详解LSM Tree

hello_worldw6 2017-09-15

展开全文

http://www./2012/02/06/sstable-and-log-structured-storage-leveldb/, SSTable and Log Structured Storage: LevelDB

The Sorted String Table (SSTable) is one of the most popular outputs for storing, processing, and exchanging datasets.
An SSTable is a simple abstraction to efficiently store large numbers of key-value pairs while optimizing for high throughput, sequential read/write workloads.

Unfortunately, the SSTable name itself has also been overloaded by the industry to refer to services that go well beyond just the sorted table, which has only added unnecessary confusion to what is a very simple and a useful data structure on its own. Let's take a closer look under the hood of an SSTable and how LevelDB makes use of it.

SSTable: Sorted String Table

SSTable本身是个简单而有用的数据结构, 而往往由于工业界对于它的overload, 导致大家的误解
它本身就像他的名字一样, 就是a set of sorted key-value pairs
如下图左, 当文件比较大的时候, 也可以建立key:offset的index, 用于快速分段定位, 但这个是可选的.

这个结构和普通的key-value pairs的区别, 可以support range query和random r/w

A 'Sorted String Table' then is exactly what it sounds like, it is a file which contains a set of arbitrary, sorted key-value pairs inside.
Duplicate keys are fine, there is no need for 'padding' for keys or values, and keys and values are arbitrary blobs. Read in the entire file sequentially and you have a sorted index. Optionally, if the file is very large, we can also prepend, or create a standalone key:offset index for fast access.

That's all an SSTable is: very simple, but also a very useful way to exchange large, sorted data segments.

SSTables and Log Structured Merge Trees

仅仅SSTable数据结构本身仍然无法support高效的range query和random r/w的场景
还需要一整套的机制来完成从memory sort, flush to disk, compaction以及快速读取……这样的一个完成的机制和架构称为,'The Log-Structured Merge-Tree' (LSM Tree)
名字很形象, 首先是基于log的, 不断产生SSTable结构的log文件, 并且是需要不断merge以提高效率的

下图很好的描绘了LSM Tree的结构和大部分操作

We want to preserve the fast read access which SSTables give us, but we also want to support fast random writes. Turns out, we already have all the necessary pieces: random writes are fast when the SSTable is in memory (let's call it MemTable), and if the table is immutable then an on-disk SSTable is also fast to read from. Now let's introduce the following conventions:

On-disk SSTable indexes are always loaded into memory
All writes go directly to the MemTable index
Reads check the MemTable first and then the SSTable indexes
Periodically, the MemTable is flushed to disk as an SSTable
Periodically, on-disk SSTables are 'collapsed together'

What have we done here? Writes are always done in memory and hence are always fast. Once the MemTable reaches a certain size, it is flushed to disk as an immutable SSTable. However, we will maintain all the SSTable indexes in memory, which means that for any read we can check the MemTable first, and then walk the sequence of SSTable indexes to find our data. Turns out, we have just reinvented the 'The Log-Structured Merge-Tree' (LSM Tree), described by Patrick O'Neil, and this is also the very mechanism behind 'BigTable Tablets'.

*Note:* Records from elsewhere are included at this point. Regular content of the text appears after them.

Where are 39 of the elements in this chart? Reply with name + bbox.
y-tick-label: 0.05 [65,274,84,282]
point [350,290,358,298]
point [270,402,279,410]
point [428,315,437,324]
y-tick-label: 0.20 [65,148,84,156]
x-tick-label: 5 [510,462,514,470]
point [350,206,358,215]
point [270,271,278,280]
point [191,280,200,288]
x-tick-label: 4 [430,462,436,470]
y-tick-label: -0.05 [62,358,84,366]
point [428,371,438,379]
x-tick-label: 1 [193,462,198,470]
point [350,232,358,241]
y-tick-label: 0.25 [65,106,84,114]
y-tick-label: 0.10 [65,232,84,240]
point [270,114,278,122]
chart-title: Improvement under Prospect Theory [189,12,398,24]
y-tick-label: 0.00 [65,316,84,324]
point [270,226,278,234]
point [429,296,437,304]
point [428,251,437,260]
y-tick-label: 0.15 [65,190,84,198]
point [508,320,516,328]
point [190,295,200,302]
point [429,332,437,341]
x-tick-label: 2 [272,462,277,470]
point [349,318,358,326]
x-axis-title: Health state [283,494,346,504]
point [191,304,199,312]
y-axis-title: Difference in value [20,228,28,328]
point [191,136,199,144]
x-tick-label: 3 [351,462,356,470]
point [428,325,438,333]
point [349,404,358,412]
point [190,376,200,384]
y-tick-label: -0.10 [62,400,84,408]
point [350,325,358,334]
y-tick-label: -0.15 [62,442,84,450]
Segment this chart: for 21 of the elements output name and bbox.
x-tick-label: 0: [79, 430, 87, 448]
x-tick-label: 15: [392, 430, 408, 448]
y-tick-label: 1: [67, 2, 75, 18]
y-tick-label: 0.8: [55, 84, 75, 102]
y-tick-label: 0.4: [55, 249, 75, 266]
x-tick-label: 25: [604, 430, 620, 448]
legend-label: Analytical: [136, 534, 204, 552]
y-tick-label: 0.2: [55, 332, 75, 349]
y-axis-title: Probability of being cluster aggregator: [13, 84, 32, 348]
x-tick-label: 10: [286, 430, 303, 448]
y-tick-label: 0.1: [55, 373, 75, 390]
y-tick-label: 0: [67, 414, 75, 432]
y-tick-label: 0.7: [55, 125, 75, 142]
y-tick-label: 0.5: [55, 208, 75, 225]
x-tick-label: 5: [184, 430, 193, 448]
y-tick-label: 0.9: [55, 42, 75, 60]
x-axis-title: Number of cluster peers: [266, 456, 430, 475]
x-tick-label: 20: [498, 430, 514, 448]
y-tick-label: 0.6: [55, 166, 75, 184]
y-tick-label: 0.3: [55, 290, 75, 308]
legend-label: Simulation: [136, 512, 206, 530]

LSM & SSTables: Updates, Deletes and Maintenance

This 'LSM' architecture provides a number of interesting behaviors: writes are always fast regardless of the size of dataset (append-only), and random reads are either served from memory or require a quick disk seek. However, what about updates and deletes?

Once the SSTable is on disk, it is immutable, hence updates and deletes can't touch the data.
Instead, a more recent value is simply stored in MemTable in case of update, and a 'tombstone' record (不能直接删除,标上已deleted) is appended for deletes.
Because we check the indexes in sequence, future reads will find the updated or the tombstone record without ever reaching the older values!
Finally, having hundreds of on-disk SSTables is also not a great idea, hence periodically we will run a process to merge the on-disk SSTables, at which time the update and delete records will overwrite and remove the older data.

SSTables and LevelDB

Take an SSTable, add a MemTable and apply a set of processing conventions and what you get is a nice database engine for certain type of workloads.
In fact, Google's BigTable, Hadoop's HBase, and Cassandra amongst others are all using a variant or a direct copy of this very architecture.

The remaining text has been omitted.